La maison rouge
Antoine de Galbert Fondation
Paris (FR)
2010
“199 491. The Pure Number according to Marguerite Duras.”
Solo show - Le Patio
Curator : Marc Lenot
Press release by La maison rouge
One hundred and ninety-two thousand four hundred and thirty-eight: the last roll number given to the last worker to have been hired there. In 1989, when Marguerite Duras heard the factory was to shut down and the last remaining workers laid off, she responded with a text describing a project in which the names of every single man and woman ever to have worked there would be recorded in an exhaustive list; a "proletariat wall." "We should reach the size of a major capital […] History would be number: truth is number […]. Truth would be the still incompared, incomparable number, the pure number, the number without comment, the word." Duras, who was then almost 80 years old, asked for help in bringing this insane project to fruition.
Twenty years later, Thu Van Tran has fulfilled the author’s wish and taken it beyond its original formulation. Inspired as much by Duras’ life as by her novels and essays, she has returned to her project and exposed this event as an injustice done to the workers at Billancourt. The artist, who has worked for the past two years from a studio overlooking the disused factory, wishes to commemorate the human element of this story and interact with her own everyday environment.
Thu Van Tran has produced a commemorative sculpture whose architectural form is one of contemplation and pacification. The patio becomes a garden, open to the sky. The structure, which is made from timber covered in sculptor’s wax, comprises four columns joined by rounded arches. One of the arches replicates the entrance to the Renault factory, conserved in its original state at the Boulogne-Billancourt site. At the point where the arches meet – the keystone without which the entire structure would collapse – is an enormous bolt, taken from a precision-turning workshop. This single bolt is inscribed with the "pure number" 192,438, a synedoche for the exhaustive and impossible list which Duras had so desired. The workers’ all-important presence on the assembly line is thus evoked.

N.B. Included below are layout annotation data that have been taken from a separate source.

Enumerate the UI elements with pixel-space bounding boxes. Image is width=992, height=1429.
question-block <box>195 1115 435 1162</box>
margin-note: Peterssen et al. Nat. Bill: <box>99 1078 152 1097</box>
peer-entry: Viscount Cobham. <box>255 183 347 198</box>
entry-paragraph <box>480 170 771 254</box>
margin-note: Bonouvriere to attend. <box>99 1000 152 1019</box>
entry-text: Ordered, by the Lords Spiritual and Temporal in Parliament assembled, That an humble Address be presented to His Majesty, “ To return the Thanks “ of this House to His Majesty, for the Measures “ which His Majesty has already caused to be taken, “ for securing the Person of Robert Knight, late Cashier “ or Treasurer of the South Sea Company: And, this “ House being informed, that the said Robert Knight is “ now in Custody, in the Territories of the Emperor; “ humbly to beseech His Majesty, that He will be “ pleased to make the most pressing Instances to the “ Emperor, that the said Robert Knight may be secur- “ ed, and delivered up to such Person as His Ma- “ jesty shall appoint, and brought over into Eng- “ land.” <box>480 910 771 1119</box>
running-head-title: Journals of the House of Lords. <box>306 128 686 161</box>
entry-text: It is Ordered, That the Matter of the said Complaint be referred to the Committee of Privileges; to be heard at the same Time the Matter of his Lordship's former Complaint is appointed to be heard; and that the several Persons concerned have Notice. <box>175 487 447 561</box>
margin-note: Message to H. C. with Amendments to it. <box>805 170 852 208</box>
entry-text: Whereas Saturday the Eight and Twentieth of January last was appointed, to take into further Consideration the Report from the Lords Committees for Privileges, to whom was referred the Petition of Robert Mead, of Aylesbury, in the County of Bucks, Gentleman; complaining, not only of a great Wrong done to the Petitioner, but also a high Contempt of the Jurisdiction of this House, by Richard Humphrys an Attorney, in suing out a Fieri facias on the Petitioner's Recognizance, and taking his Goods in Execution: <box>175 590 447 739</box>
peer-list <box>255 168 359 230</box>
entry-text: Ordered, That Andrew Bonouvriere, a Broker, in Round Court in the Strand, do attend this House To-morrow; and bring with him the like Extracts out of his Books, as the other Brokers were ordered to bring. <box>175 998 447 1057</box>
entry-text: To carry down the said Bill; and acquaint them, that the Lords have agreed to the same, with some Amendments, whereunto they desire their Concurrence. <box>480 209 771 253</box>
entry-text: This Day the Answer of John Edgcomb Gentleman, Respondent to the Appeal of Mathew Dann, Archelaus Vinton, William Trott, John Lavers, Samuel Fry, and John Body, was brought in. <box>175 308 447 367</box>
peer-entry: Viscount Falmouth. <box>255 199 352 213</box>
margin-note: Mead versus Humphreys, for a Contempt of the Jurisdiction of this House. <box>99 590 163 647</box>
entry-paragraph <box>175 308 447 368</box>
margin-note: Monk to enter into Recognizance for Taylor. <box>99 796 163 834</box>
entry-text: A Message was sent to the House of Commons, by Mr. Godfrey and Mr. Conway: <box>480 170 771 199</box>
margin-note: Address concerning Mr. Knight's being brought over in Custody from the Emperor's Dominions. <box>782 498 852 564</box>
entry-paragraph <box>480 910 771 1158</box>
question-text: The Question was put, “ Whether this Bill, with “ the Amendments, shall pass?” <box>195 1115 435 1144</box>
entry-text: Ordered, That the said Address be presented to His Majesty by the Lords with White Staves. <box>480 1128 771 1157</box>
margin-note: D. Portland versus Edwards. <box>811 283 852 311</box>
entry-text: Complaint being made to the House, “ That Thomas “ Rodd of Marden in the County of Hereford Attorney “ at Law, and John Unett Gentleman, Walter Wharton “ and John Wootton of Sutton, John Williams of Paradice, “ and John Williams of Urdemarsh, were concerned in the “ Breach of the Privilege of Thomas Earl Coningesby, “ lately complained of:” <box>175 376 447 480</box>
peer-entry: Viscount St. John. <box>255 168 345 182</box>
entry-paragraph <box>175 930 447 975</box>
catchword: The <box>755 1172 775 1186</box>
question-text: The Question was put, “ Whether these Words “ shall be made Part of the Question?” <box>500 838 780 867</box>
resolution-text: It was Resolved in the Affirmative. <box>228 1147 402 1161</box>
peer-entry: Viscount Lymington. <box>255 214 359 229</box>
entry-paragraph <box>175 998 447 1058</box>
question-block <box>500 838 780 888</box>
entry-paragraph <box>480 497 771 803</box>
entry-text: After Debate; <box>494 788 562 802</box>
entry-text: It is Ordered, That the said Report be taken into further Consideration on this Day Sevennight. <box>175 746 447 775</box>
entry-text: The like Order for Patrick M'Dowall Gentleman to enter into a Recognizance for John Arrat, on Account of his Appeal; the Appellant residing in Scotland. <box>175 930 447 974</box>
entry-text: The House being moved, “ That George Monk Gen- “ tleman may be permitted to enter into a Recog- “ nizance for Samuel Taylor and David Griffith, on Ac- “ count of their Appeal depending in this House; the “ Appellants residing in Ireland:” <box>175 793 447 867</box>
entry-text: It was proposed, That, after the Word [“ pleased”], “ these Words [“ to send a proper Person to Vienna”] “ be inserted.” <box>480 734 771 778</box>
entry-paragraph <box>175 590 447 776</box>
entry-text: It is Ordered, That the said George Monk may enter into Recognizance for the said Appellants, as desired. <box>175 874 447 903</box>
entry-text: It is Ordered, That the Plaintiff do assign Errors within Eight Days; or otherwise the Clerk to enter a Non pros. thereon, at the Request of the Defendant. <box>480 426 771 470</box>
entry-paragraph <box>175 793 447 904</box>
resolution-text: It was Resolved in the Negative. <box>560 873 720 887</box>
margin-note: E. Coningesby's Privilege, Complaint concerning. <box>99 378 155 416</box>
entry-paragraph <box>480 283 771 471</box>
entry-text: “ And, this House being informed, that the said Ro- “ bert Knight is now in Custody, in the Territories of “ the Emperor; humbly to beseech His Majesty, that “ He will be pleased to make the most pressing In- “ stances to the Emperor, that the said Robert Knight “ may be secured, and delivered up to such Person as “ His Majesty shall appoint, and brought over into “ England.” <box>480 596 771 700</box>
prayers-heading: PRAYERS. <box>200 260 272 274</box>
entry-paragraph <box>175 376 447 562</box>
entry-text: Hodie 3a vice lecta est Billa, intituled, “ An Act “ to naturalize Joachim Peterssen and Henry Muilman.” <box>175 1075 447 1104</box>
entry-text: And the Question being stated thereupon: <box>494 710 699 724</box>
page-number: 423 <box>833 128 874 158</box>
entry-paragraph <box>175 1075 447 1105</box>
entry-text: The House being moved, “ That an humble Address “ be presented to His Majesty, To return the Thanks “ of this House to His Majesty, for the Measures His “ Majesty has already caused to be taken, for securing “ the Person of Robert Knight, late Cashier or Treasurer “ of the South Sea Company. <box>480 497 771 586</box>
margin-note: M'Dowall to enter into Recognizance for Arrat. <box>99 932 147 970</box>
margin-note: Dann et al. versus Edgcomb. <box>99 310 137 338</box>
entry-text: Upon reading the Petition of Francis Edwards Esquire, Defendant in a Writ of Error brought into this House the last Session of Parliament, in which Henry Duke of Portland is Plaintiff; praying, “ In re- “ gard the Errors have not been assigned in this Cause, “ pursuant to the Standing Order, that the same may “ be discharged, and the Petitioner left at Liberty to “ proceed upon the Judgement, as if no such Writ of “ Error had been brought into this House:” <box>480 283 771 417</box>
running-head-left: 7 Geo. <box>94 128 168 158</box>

From a stylistic point of view, the arches can have religious overtones while the columns suggest Brancusi. However, Thu Van Tran’s sculpture springs from a process of internalisation and transformation of history into potential incarnations, which she has introduced into the patio.
Thu Van Tran thus continues her research into memory and territory. The list of names appears, partially at least, in the sound installation that completes this work. Thu Van Tran has asked the singer Agathe Peyrat to recite the first known names of the Billancourt workers. Her frenzied enunciations rise into a piercing, hysterical scream.